I couldn't have been more excited when I saw the cover of the Spring 2011 issue of the Art of Eating. Pop art brioche! It doesn't get much better. This quarterly, advertisement free, food literature magazine is based out of Peacham, VT. I first became acquainted with it while baking at The Patisserie in Milford, PA where it regularly appears on their newsstand.
Upon receiving the this issue, I immediately skipped to the article "Brioche" by James MacGuire...a man after my own heart. MacGuire included details about the history, travels and types of brioche along with a recipe and instructions to make your own. Through his text and dialogues with French bakers, brioche was romanticized in a way that would make Proust (and his madeleine) proud.
He writes: "Within the chestnut-colored exterior lies a yielding delicacy. So complex is the mix of the buttery fermented flavors of the crumb and the contrasting dark, well-baked toastiness of the crust that brioche is often used as a metaphor to describe yeasty, full-flavored cuvees of Champagne - a compliment to both."
MacGuire also discusses how underrated brioche tends to be. Pastry chefs are too wrapped up in chocolate and cakes to care about baking a yeasty delicacy. On the other hand, bread bakers are too consumed with baguettes and sourdoughs to work with a fickle, buttery dough. Alas, the poor brioche gets stuck in the middle...not quite a bread, not quite a pastry. MacGuire himself fell into this trap. In pastry school he admits he was too "busy" to learn how to make brioche.

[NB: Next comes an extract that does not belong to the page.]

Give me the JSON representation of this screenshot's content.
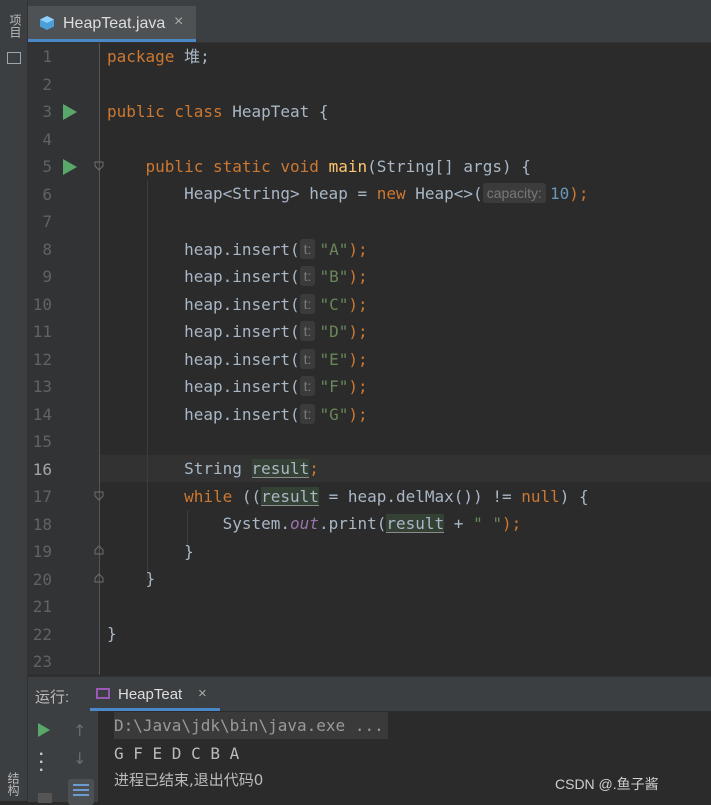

However, he confesses, "When I did learn to make it, I understood Maurice's [the head baker] insistence that something so delicious yet so simple must be perfect." This took me straight back to my days at The Culinary Institute of America where I was required to present six perfect brioche a tete in order to graduate.
If you haven't had the pleasure of reading an issue of the Art of Eating, order a copy from their website. You won't be disappointed. I highly suggest ordering this particular issue as "Brioche" was far and away the best article I have encountered to highlight the joys of eating and baking this special bread.